Quinze ans plus tard, de retour à Genève, un soupçon de sorcellerie la rattrape.
Mon avis :
Michée est une héroïne attachante que l'on suit avec plaisir dans les épreuves de la vie (comme l'épidémie de peste de 1631), ainsi que dans les bons moments. On partage ses craintes et ses joies, ses peurs mêlées de révolte.
Michée est une honnête fille mais à l'époque, on considère que "les femmes sont une proie facile pour le Malin car le vice est dans leur nature"... Ce sont pourtant les hommes qui, je trouve, ont une mauvaise image : la jeune femme en rencontre des bien lubriques, et la plupart font des maris violents, forts de leur supériorité.

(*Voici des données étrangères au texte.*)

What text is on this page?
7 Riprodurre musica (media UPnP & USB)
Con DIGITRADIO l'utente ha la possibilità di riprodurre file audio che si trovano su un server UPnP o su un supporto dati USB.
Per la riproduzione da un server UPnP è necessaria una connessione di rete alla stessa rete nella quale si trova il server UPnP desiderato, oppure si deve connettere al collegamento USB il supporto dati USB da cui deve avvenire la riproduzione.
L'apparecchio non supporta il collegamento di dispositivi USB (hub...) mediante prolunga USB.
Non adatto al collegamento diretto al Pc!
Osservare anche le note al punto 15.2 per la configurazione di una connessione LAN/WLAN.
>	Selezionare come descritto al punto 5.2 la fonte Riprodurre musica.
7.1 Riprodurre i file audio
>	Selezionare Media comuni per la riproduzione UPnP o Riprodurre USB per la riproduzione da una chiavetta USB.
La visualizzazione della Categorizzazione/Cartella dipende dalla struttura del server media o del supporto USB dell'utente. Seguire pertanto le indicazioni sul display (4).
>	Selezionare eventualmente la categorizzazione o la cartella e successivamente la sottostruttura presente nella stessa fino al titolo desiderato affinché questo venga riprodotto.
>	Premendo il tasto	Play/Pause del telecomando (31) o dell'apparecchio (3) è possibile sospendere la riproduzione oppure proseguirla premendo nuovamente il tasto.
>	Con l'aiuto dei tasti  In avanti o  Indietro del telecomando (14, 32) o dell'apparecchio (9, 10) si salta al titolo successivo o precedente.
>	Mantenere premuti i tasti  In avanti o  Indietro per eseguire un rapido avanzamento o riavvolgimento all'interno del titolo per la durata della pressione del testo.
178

Michée noue de belles amitiés avec ses compagnes d'infortune. Mais elle doit constamment fuir sa réputation de guérisseuse, pas toujours bien perçue malgré les bons soins qu'elle dispense ("Elles ne sont pas mauvaises, seulement ignorantes. Tu possèdes un savoir qu'elles n'ont pas.").
En réalité, on la juge coupable d'être une femme libre ("Toi, tu es vraiment différente. Tu n'as pas de maître, pas de bouches à nourrir. Elles t'envient.")... Michée veut faire un mariage d'amour, et elle trouvera le bonheur, par intermittence, car rien n'est jamais simple dans la vie.
Plus les années passent, plus Rita, sa seule amie fidèle, la trouve transformée: vieillie, agressive, méfiante, "morte à l'intérieur". La tristesse s'est installée, tout comme la lassitude de toujours devoir se battre contre les préjugés et l'hostilité ("Malgré les années passées à travailler à Genève, elle resterait donc toujours une immigrée, à la morale forcément douteuse?").
La fin est terrible, humiliante et douloureuse. Accusée de sorcellerie, son procès est jugé d'avance ("Ton destin est scellé") et Michée sera contrainte à avouer des crimes qu'elle n'a pas commis.
"Étrangère, différente, libre d'homme", Michée est, aux yeux de tous, une sorcière. Son corps finira sur le bûcher, mais son esprit perdurera à travers Rita qui, tout en préparant son "bouillon de guérison", ressent "une envie furieuse de partir, de quitter cet homme violent et cette ville funeste".